Feline diabetic neuropathy occurs only in cats who suffer from diabetes mellitus. In diabetes mellitus, your cat's body no longer produces enough insulin, the chemical that regulates blood sugar levels, leaving your cat with high levels of sugar in the blood. The consequences of this can be severe, including liver disease, secondary infections, and a potentially fatal condition known as ketoacidosis. Symptoms of feline diabetes include excessive urination, excessive thirst, weight loss, and increased appetite.

Visible Symptoms of the Neuropathy

In cases of feline diabetic neuropathy, weakness occurs in the hindquarters as a result of chronic nerve degeneration. Your cat will experience muscular weakness and deterioration of muscle tissue. He or she will also develop a peculiar gait that is distinctive of feline diabetic neuropathy. Most cats walk on the tips of their toes. However, cats with neuropathy cannot walk effectively and move along in a crouched position. In advanced cases, neuropathy can spread to the front legs as well. The more advanced the neuropathy, the longer treatment will take and if the case becomes too advanced, recovery may only be partial.

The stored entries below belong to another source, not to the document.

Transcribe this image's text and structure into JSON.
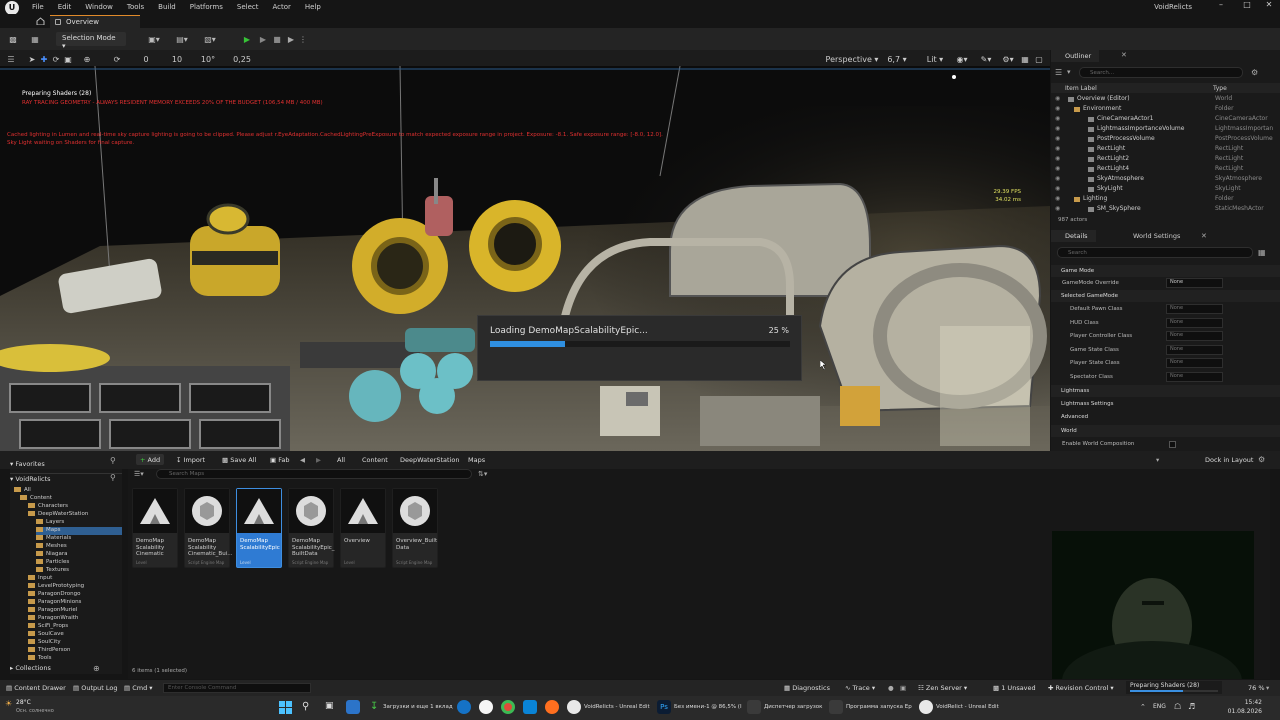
{
  "menubar": {
    "logo": "U",
    "items": [
      "File",
      "Edit",
      "Window",
      "Tools",
      "Build",
      "Platforms",
      "Select",
      "Actor",
      "Help"
    ],
    "project": "VoidRelicts",
    "window_controls": [
      "–",
      "□",
      "✕"
    ]
  },
  "tabs": {
    "home_icon": "home-icon",
    "active": "Overview"
  },
  "toolbar": {
    "selection_mode": "Selection Mode",
    "play_icon": "▶"
  },
  "viewport_toolbar": {
    "grid_snap": "10",
    "rot_snap": "10°",
    "scale_snap": "0,25",
    "camera_speed_left": "0",
    "perspective": "Perspective",
    "fov": "6,7",
    "view_mode": "Lit"
  },
  "viewport": {
    "status_title": "Preparing Shaders (28)",
    "warning_1": "RAY TRACING GEOMETRY - ALWAYS RESIDENT MEMORY EXCEEDS 20% OF THE BUDGET (106,54 MB / 400 MB)",
    "warning_2": "Cached lighting in Lumen and real-time sky capture lighting is going to be clipped. Please adjust r.EyeAdaptation.CachedLightingPreExposure to match expected exposure range in project. Exposure: -8.1. Safe exposure range: [-8.0, 12.0].",
    "warning_3": "Sky Light waiting on Shaders for final capture.",
    "fps": "29.39 FPS",
    "ms": "34.02 ms"
  },
  "loading": {
    "label": "Loading DemoMapScalabilityEpic...",
    "percent": "25 %",
    "progress": 0.25
  },
  "outliner": {
    "tab": "Outliner",
    "search_placeholder": "Search...",
    "col_label": "Item Label",
    "col_type": "Type",
    "rows": [
      {
        "label": "Overview (Editor)",
        "type": "World"
      },
      {
        "label": "Environment",
        "type": "Folder"
      },
      {
        "label": "CineCameraActor1",
        "type": "CineCameraActor"
      },
      {
        "label": "LightmassImportanceVolume",
        "type": "LightmassImportan"
      },
      {
        "label": "PostProcessVolume",
        "type": "PostProcessVolume"
      },
      {
        "label": "RectLight",
        "type": "RectLight"
      },
      {
        "label": "RectLight2",
        "type": "RectLight"
      },
      {
        "label": "RectLight4",
        "type": "RectLight"
      },
      {
        "label": "SkyAtmosphere",
        "type": "SkyAtmosphere"
      },
      {
        "label": "SkyLight",
        "type": "SkyLight"
      },
      {
        "label": "Lighting",
        "type": "Folder"
      },
      {
        "label": "SM_SkySphere",
        "type": "StaticMeshActor"
      }
    ],
    "count": "987 actors"
  },
  "details": {
    "tab1": "Details",
    "tab2": "World Settings",
    "search_placeholder": "Search",
    "sections": [
      {
        "title": "Game Mode"
      },
      {
        "title": "Selected GameMode"
      },
      {
        "title": "Lightmass"
      },
      {
        "title": "Lightmass Settings"
      },
      {
        "title": "Advanced"
      },
      {
        "title": "World"
      }
    ],
    "rows": [
      {
        "label": "GameMode Override",
        "value": "None"
      },
      {
        "label": "Default Pawn Class",
        "value": "None"
      },
      {
        "label": "HUD Class",
        "value": "None"
      },
      {
        "label": "Player Controller Class",
        "value": "None"
      },
      {
        "label": "Game State Class",
        "value": "None"
      },
      {
        "label": "Player State Class",
        "value": "None"
      },
      {
        "label": "Spectator Class",
        "value": "None"
      },
      {
        "label": "Enable World Composition",
        "value": ""
      }
    ]
  },
  "content_browser": {
    "add": "Add",
    "import": "Import",
    "save_all": "Save All",
    "fab": "Fab",
    "crumbs": [
      "All",
      "Content",
      "DeepWaterStation",
      "Maps"
    ],
    "dock": "Dock in Layout",
    "search_placeholder": "Search Maps",
    "favorites": "Favorites",
    "project": "VoidRelicts",
    "collections": "Collections",
    "tree": [
      "All",
      "Content",
      "Characters",
      "DeepWaterStation",
      "Layers",
      "Maps",
      "Materials",
      "Meshes",
      "Niagara",
      "Particles",
      "Textures",
      "Input",
      "LevelPrototyping",
      "ParagonDrongo",
      "ParagonMinions",
      "ParagonMuriel",
      "ParagonWraith",
      "SciFi_Props",
      "SoulCave",
      "SoulCity",
      "ThirdPerson",
      "Tools"
    ],
    "assets": [
      {
        "name": "DemoMap Scalability Cinematic",
        "sub": "Level"
      },
      {
        "name": "DemoMap Scalability Cinematic_Bui...",
        "sub": "Script Engine Map"
      },
      {
        "name": "DemoMap ScalabilityEpic",
        "sub": "Level"
      },
      {
        "name": "DemoMap ScalabilityEpic_ BuiltData",
        "sub": "Script Engine Map"
      },
      {
        "name": "Overview",
        "sub": "Level"
      },
      {
        "name": "Overview_Built Data",
        "sub": "Script Engine Map"
      }
    ],
    "count": "6 items (1 selected)"
  },
  "statusbar": {
    "drawer": "Content Drawer",
    "output": "Output Log",
    "cmd": "Cmd",
    "console_placeholder": "Enter Console Command",
    "diagnostics": "Diagnostics",
    "trace": "Trace",
    "zen": "Zen Server",
    "unsaved": "1 Unsaved",
    "revision": "Revision Control",
    "shaders": "Preparing Shaders (28)",
    "shader_progress": 0.6,
    "pct": "76 %"
  },
  "taskbar": {
    "weather_temp": "28°C",
    "weather_desc": "Осн. солнечно",
    "downloads": "Загрузки и еще 1 вклад",
    "unreal": "VoidRelicts - Unreal Edit",
    "ps": "Без имени-1 @ 86,5% (I",
    "dispatcher": "Диспетчер загрузок",
    "launcher": "Программа запуска Ep",
    "unreal2": "VoidRelict - Unreal Edit",
    "lang": "ENG",
    "time": "15:42",
    "date": "01.08.2026"
  }
}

Treatment Options Available

Diabetic neuropathy is often the first sign any owner will see indicating the cat's diabetes. Cats in the early stages of feline diabetes may show very few symptoms, remaining alert and active. Treatment involves the introduction, or adjustment, of feline insulin. Your cat's diabetes will need to be addressed and managed in order to bring about any degree of recovery from feline diabetic neuropathy. Vitamin B12 may help reverse some of the nerve damage caused by neuropathy.

Overall, diabetes is a treatable condition. Your diabetic cat will require insulin therapy and you'll need to watch his diet carefully. Not all diabetic cats need insulin injections as some cases of feline diabetes can be controlled with diet and oral medication. However, feline insulin shots should not be too trouble to administer the needles are quite small. It should be noted that your cat's insulin may need to be adjusted several times, as treatment for feline diabetes is always individually tailored. Make sure you understand the symptoms of hyperglycemia (high blood sugar) and hypogylcemia (low blood sugar) as both are dangerous conditions that require emergency care. With treatment, a diabetic cat can live normally for many years.